Is there anyone out there from either Canada or the US who has been through the process of applying for a NIE recently? Any light shone upon this matter would be greatly appreciated as the information I've found thus far online concerns EU citizens only.
Thanks.
D


----------



## xabiaxica (Jun 23, 2009)

dominiquenicole said:


> Hello,
> I am Canadian and have been studying and traveling in Spain for about 2 months. Like many, I love it here and would like to stay on and work, etc. In order to do this legally, one is required to have a NIE card-the requirements and process for which are different for those of us not from the EU.
> Is there anyone out there from either Canada or the US who has been through the process of applying for a NIE recently?

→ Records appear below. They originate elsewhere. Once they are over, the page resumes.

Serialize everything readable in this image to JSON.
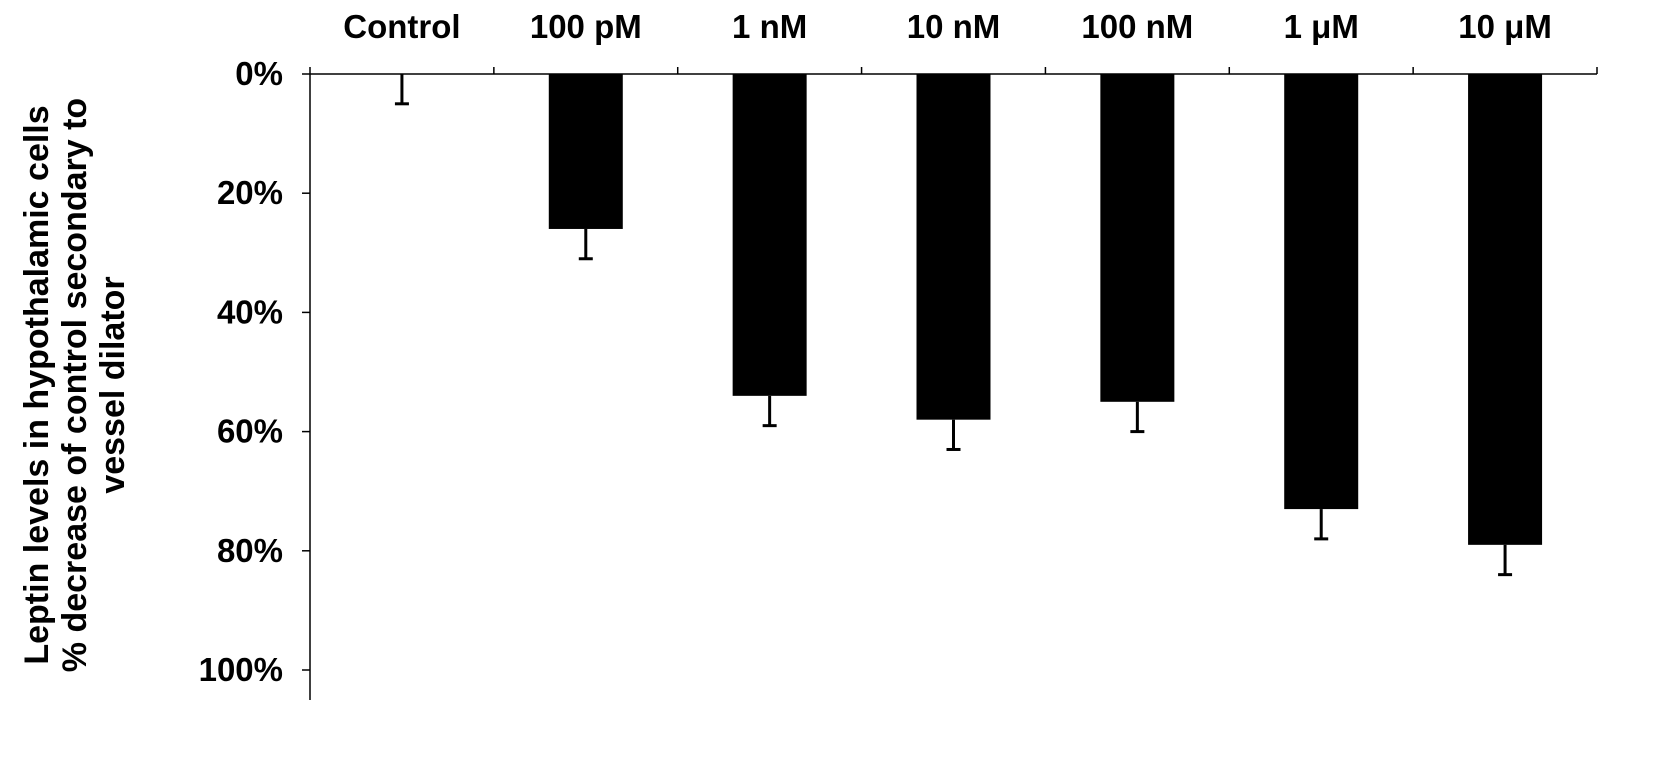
{
  "chart_data": {
    "type": "bar",
    "title": "",
    "xlabel": "",
    "ylabel_lines": [
      "Leptin levels in hypothalamic cells",
      "% decrease of control secondary to",
      "vessel dilator"
    ],
    "categories": [
      "Control",
      "100 pM",
      "1 nM",
      "10 nM",
      "100 nM",
      "1 μM",
      "10 μM"
    ],
    "values": [
      0,
      26,
      54,
      58,
      55,
      73,
      79
    ],
    "errors": [
      5,
      5,
      5,
      5,
      5,
      5,
      5
    ],
    "ylim": [
      0,
      100
    ],
    "yticks": [
      0,
      20,
      40,
      60,
      80,
      100
    ],
    "ytick_labels": [
      "0%",
      "20%",
      "40%",
      "60%",
      "80%",
      "100%"
    ],
    "y_axis_inverted": true,
    "category_labels_position": "top",
    "grid": false,
    "legend": "none",
    "bar_color": "#000000"
  }
}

Any light shone upon this matter would be greatly appreciated as the information I've found thus far online concerns EU citizens only.
> Thanks.
> D


you can only stay on & work legally if you have acquired the correct visa from Canada before coming to Spain - without that you can only stay 90 out of each 180 days

that said - the NIE should be easy enough to get - it's just a fiscal number which anyone can get - all you have to have is a good enough reason for having one - usually to buy or inherit property - you don't have to live here nor does it really have anything to do with working here


I suspect you're actually trying to register as resident - but as I said - you'd need a visa for that.....


----------



## anles (Feb 11, 2009)

xabiachica said:


> that said - the NIE should be easy enough to get - it's just a fiscal number which anyone can get - all you have to have is a good enough reason for having one - usually to buy or inherit property - you don't have to live here nor does it really have anything to do with working here


Actually, even before it was obligatory to register as a resident (April 2007), NIE numbers were only freely issued to members of the EU. I went on several occasions with clients from other countries and they were unable to obtain an NIE number without a letter from an official organisation such as the INSS or AEAT. These were people who wanted to purchase a property or even in one case, sell a property they had inherited.


----------



## xabiaxica (Jun 23, 2009)

anles said:


> Actually, even before it was obligatory to register as a resident (April 2007), NIE numbers were only freely issued to members of the EU. I went on several occasions with clients from other countries and they were unable to obtain an NIE number without a letter from an official organisation such as the INSS or AEAT. These were people who wanted to purchase a property or even in one case, sell a property they had inherited.


yes you're right - in the past it was harder, but now it isn't - you can even get a NIE from a Spanish consulate if you have the right reason

& the NIE is of course, always a certificate, never a card - another reason I think the OP isn't actually trying to get a NIE


unfortunately that won't help the OP - s/he needs a resident/work visa in order to stay past the 90 days


----------